E como o Rogério recebeu essa ideia do filme?
Leonardo
O mais engraçado são os outros medalhistas olímpicos, que ao saberem que estamos fazendo o filme do Rogério, perguntam: ‘Pô e o meu filme, quando é que vai sair?’
Cavi
É um presente ter sua vida retratada, eu acho que o Rogério está adorando. Eu vejo isso muito agora nas filmagens, ele está sempre muito disposto, está ajudando na produção fazendo contato com os outros atletas. Ele está feliz da vida, ele é de uma época em que as lutas não passavam na televisão, ninguém pode ver, só as finais e trechinhos. Agora no filme todos vão poder ver estas imagens. E eu queria que este filme não fosse só para os atletas, que ele alcançasse pessoas que não são do judô, por isso que a gente está trabalhando esta linguagem cinematográfica bem elaborada e pensada. De certa forma, eu acho que de longo a médio prazo, vai ajudar o próprio judô a se popularizar mais. Vão ter seus heróis retratados.
Leonardo
Inclusive os adversários do Rogério. Os ex-adversários, que são estrangeiros, os caras ao saberem do filme até perguntaram, preocupados, como vamos falar deles, se poderiam ter uma cópia dos filmes, porque eles não têm acesso às lutas. Esse trabalho de pesquisa das lutas foi um processo bem difícil. Para você ter uma ideia, depois da conquista do Rogério ele não tinha visto todas as lutas dele.

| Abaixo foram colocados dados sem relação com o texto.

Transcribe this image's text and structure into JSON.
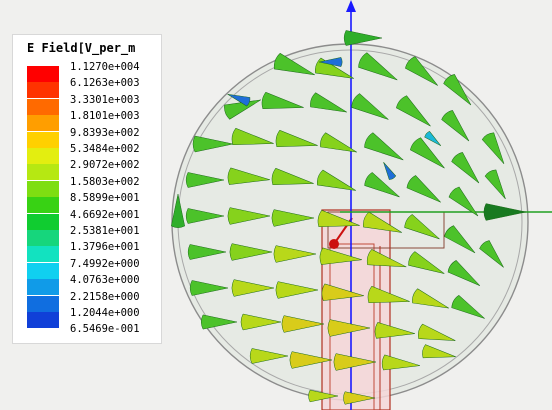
{
  "legend": {
    "title": "E Field[V_per_m",
    "values": [
      "1.1270e+004",
      "6.1263e+003",
      "3.3301e+003",
      "1.8101e+003",
      "9.8393e+002",
      "5.3484e+002",
      "2.9072e+002",
      "1.5803e+002",
      "8.5899e+001",
      "4.6692e+001",
      "2.5381e+001",
      "1.3796e+001",
      "7.4992e+000",
      "4.0763e+000",
      "2.2158e+000",
      "1.2044e+000",
      "6.5469e-001"
    ],
    "colors": [
      "#ff0000",
      "#ff3300",
      "#ff6a00",
      "#ff9e00",
      "#ffd000",
      "#e3ee10",
      "#b6e812",
      "#7ede12",
      "#38d214",
      "#10cc30",
      "#16d67c",
      "#12e2c0",
      "#10d0f0",
      "#109be8",
      "#106ee0",
      "#1040d8",
      "#1010e0"
    ]
  },
  "colors": {
    "background": "#f0f0ee",
    "y_axis": "#1a1aff",
    "x_axis": "#20a020",
    "sphere_outline": "#8c8c8c",
    "structure_fill": "#f5d6d8",
    "structure_outline": "#b03020"
  }
}
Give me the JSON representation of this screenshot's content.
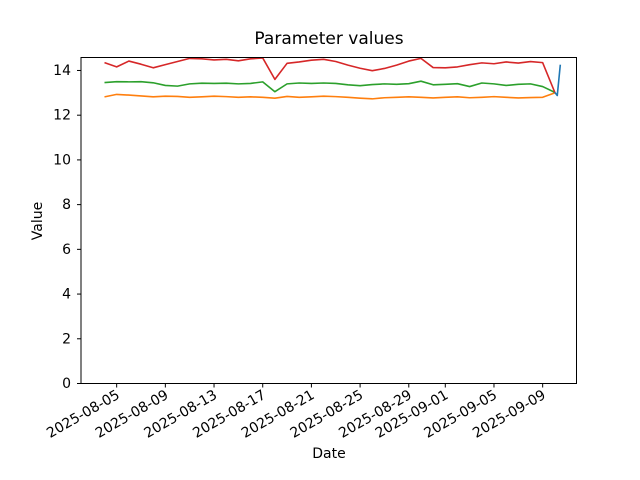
{
  "chart_data": {
    "type": "line",
    "title": "Parameter values",
    "xlabel": "Date",
    "ylabel": "Value",
    "grid": false,
    "legend": "none",
    "x_start_date": "2025-08-04",
    "x_end_date": "2025-09-10",
    "x_cadence": "daily",
    "x_range_days": [
      -1.93,
      38.78
    ],
    "y_range": [
      0,
      14.58
    ],
    "y_ticks": [
      0,
      2,
      4,
      6,
      8,
      10,
      12,
      14
    ],
    "x_ticks": [
      {
        "day": 1,
        "label": "2025-08-05"
      },
      {
        "day": 5,
        "label": "2025-08-09"
      },
      {
        "day": 9,
        "label": "2025-08-13"
      },
      {
        "day": 13,
        "label": "2025-08-17"
      },
      {
        "day": 17,
        "label": "2025-08-21"
      },
      {
        "day": 21,
        "label": "2025-08-25"
      },
      {
        "day": 25,
        "label": "2025-08-29"
      },
      {
        "day": 28,
        "label": "2025-09-01"
      },
      {
        "day": 32,
        "label": "2025-09-05"
      },
      {
        "day": 36,
        "label": "2025-09-09"
      }
    ],
    "series": [
      {
        "name": "orange-series",
        "color": "#ff7f0e",
        "values": [
          12.82,
          12.93,
          12.9,
          12.86,
          12.82,
          12.85,
          12.84,
          12.8,
          12.82,
          12.85,
          12.83,
          12.8,
          12.82,
          12.8,
          12.76,
          12.84,
          12.8,
          12.82,
          12.85,
          12.83,
          12.8,
          12.76,
          12.73,
          12.78,
          12.8,
          12.82,
          12.8,
          12.77,
          12.8,
          12.82,
          12.78,
          12.8,
          12.83,
          12.8,
          12.77,
          12.79,
          12.8,
          13.0
        ]
      },
      {
        "name": "green-series",
        "color": "#2ca02c",
        "values": [
          13.46,
          13.5,
          13.49,
          13.5,
          13.45,
          13.33,
          13.3,
          13.4,
          13.43,
          13.42,
          13.43,
          13.4,
          13.42,
          13.49,
          13.05,
          13.4,
          13.44,
          13.42,
          13.44,
          13.42,
          13.36,
          13.32,
          13.37,
          13.4,
          13.38,
          13.41,
          13.52,
          13.36,
          13.38,
          13.41,
          13.28,
          13.44,
          13.4,
          13.33,
          13.38,
          13.4,
          13.28,
          13.02
        ]
      },
      {
        "name": "red-series",
        "color": "#d62728",
        "values": [
          14.35,
          14.16,
          14.42,
          14.28,
          14.12,
          14.26,
          14.4,
          14.54,
          14.52,
          14.47,
          14.5,
          14.43,
          14.52,
          14.56,
          13.6,
          14.32,
          14.38,
          14.46,
          14.5,
          14.4,
          14.24,
          14.1,
          13.99,
          14.09,
          14.24,
          14.42,
          14.54,
          14.13,
          14.12,
          14.16,
          14.26,
          14.34,
          14.3,
          14.38,
          14.33,
          14.4,
          14.35,
          13.02
        ]
      },
      {
        "name": "blue-series",
        "color": "#1f77b4",
        "x_days": [
          37.0,
          37.2,
          37.45
        ],
        "values": [
          13.02,
          12.88,
          14.26
        ]
      }
    ]
  }
}
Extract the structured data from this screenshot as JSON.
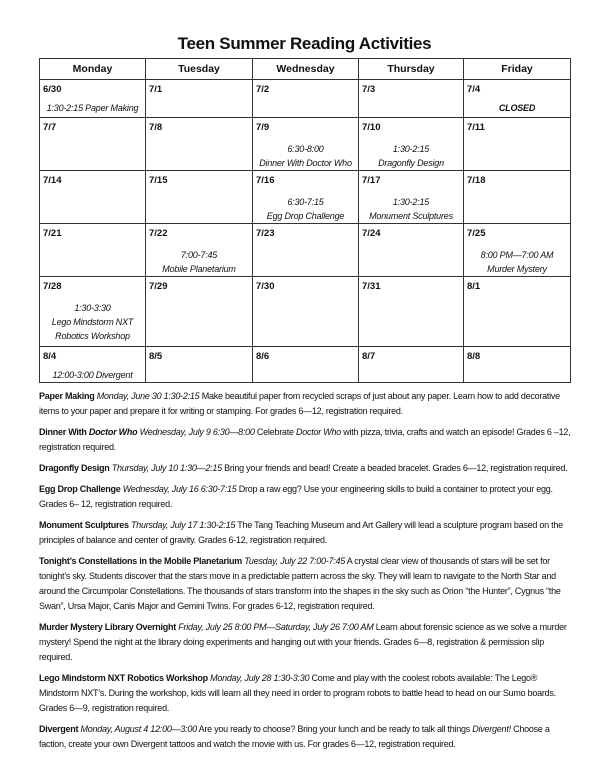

E por que vocês acham esta história tão importante para ser contada em um documentário?
Cavi
Os atletas de hoje, desta geração nova, que não viu a olimpíada não lembram mais do Rogério Sampaio. Ele deve passar despercebido aqui para muito atleta de judô. E esse filme de certa forma vai deixar isso lá registrado e guardado. Eu acho que esse filme tem uma importância muito grande sim. Está todo mundo levando muita fé, é uma responsabilidade para nós.
Leonardo
Isso que eu ia falar. Que isso fique na memória, porque a grande questão é a fixação da história. Quantos fatos históricos a gente esta retratando e resgatando, que ate gente que viveu aquela época já tinha esquecido, isso a gente vê nas próprias entrevistas que já fizemos. Às vezes vemos algum dado que o Rogério fala que nem lembrava.
O que vocês estão achando desta experiência de produzir um filme para o Memória do Esporte Olímpico? Como vocês se sentem fazendo parte?
Cavi
Eu estava vendo os outros filmes do Memória e têm filmes de pessoas mais antigas, o Rogério tem 20 anos que rolou. Tem gente que está lá, do início das olimpíadas. Eu vi os sete filmes e fiquei amarradão, porque nenhuma daquelas histórias eu conhecia. Até a Maria Lenk, eu sabia que ela era uma grande nadadora, mas não sabia que ela deixou de ir a uma Olimpíada por causa da guerra, por exemplo. Eu acho que é de fundamental importância para o esporte, acho que registra um pouco o que é o país e mostra esta dificuldade do Rogério Sampaio.
Leonardo
Eu, que sou historiador, quando tive o primeiro contato com a coleção do Memória, a primeira coisa que eu queria fazer era passar para tudo que era aluno. Passar pra todo mundo, porque o conteúdo impressiona. É a história dos nossos heróis, que a gente não conhece e quando a gente conhece passa a valorizar muito mais não só o esporte como as pessoas.
Ficha técnica:
Documentário: “IPPON – A Superação Olímpica de Rogério Sampaio”
Produtora: El Desierto Filmes
Diretores: Cavi Borges e Leonardo Mataruna
Sinopse: A história de Rogério Sampaio rumo à conquista olímpica distingue-se pelo seu forte componente de superação. Ausente por quase três anos de competições oficiais e logo após ter sofrido com a morte trágica de seu irmão Ricardo, seu mentor e companheiro de treinos, o atleta teve que driblar a desconfiança geral. A escolha de um diretor com enorme relação com o judô – cortado às vésperas das Olimpíadas de Atlanta 1996 e Sidney 2000 – conferirá ao documentário um caráter intimista.